Le naufrage impressionne, car c’est un paquebot qui prend l’eau. Encore faut-il remonter aux sources de l’avarie. Europe 1 est née dans le récit, la mémoire, la liberté de ton, l’histoire en direct – guerre d’Algérie, Mai 68, révolutions, société et jeunesse – « Salut les copains », Johnny et sa bande, sport, culture et impertinence. Ajoutez les voix, sans lesquelles une radio fiche par-dessus bord cette dose indispensable d’imaginaire et de cœur. De Filipacchi à Gildas et Paoli père et fils, d’Arnaud à Choisel et Saccomano, de Desjeunes, Lescure et Sinclair à Elkabbach, de Rabilloud, Tronchot et Carreyrou à Nay et Mougeotte. De Coluche à Souchier. De Guillaume Durand à Yves Bigot. De Patrick Cohen à Pascale Clark, Taddeï et Vandel. Des voix qui créent l’image, et pas l’inverse.
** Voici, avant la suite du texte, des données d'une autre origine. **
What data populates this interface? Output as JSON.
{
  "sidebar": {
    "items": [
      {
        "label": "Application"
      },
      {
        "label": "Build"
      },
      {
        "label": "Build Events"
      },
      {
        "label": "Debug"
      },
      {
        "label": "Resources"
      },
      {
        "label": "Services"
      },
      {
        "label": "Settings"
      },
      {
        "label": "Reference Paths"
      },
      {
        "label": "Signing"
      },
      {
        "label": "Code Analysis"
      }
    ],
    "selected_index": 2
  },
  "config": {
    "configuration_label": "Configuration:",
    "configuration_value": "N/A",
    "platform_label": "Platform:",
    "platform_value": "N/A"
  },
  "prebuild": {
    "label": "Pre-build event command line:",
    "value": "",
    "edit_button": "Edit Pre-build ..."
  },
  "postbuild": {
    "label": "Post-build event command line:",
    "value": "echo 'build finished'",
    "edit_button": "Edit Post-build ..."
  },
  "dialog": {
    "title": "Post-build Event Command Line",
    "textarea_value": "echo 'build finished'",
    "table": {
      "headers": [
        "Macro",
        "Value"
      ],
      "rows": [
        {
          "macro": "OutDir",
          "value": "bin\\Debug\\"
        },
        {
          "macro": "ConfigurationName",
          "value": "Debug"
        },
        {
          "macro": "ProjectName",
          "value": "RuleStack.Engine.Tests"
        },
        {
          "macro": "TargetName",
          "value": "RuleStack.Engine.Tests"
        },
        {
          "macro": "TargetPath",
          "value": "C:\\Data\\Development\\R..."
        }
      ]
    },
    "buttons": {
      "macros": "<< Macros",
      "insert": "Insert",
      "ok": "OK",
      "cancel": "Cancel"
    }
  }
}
Pour mériter le podium des radios périphériques, il faut avoir la décence de respecter sa propre histoire. L’élégance de jouer contre ses propres idées quand il est question d’information et de programme. La trahison fut donc totale.
Dès la fin des années 1980, Europe 1 ne veut ni voir ni entendre les nouvelles habitudes d’écoute : l’image qui dévore ; les flux d’information qui ruinent toute hiérarchie, repoussent les interdits, engendrent fantasmes et réécriture de l’histoire. Flux qui imposent en contrepoids dignité et culture, lenteur du savoir, plus que jamais indispensables.
En 1996, au moment où le nouveau gérant de la rue François-Ier [Jérôme Bellay, nommé directeur général de l’antenne] met la culture hors champ, abrase de manière scandaleuse les voix historiques de la station et légitime la stratégie du « small talk » – plus c’est court, plus c’est bon –, RTL crée avec discrétion, intelligence, un rendez-vous matinal entièrement consacré à la culture : « Laissez-vous tenter ». Bingo.
Le pli est pris. Malgré les envolées lyriques de d’Eugène Saccomano, la droitisation naturelle de la station, et le seul Yves Calvi qui manie fausse ignorance et découverte pour le plus grand nombre, Europe 1 n’est plus qu’une radio confinée, obsédée par le confort de ses fossoyeurs, lesquels n’ont cure de la rédaction et de ses talents.
Règle intangible : le paquebot plonge toujours plus vite qu’un hors-bord.
Hors les passages éclair, lumineux, dans la nuit qui venait, de Denis Jeambar et d’Alexandre Bompard [respectivement directeur général de l’antenne en 1995-1996 et président de la station de 2008 à 2010], convaincus qu’Europe 1 ne pouvait vivre qu’en assumant son histoire, ses débats et sa culture, ce fut la course pathétique à l’échalote, derrière les nouvelles niches radiophoniques.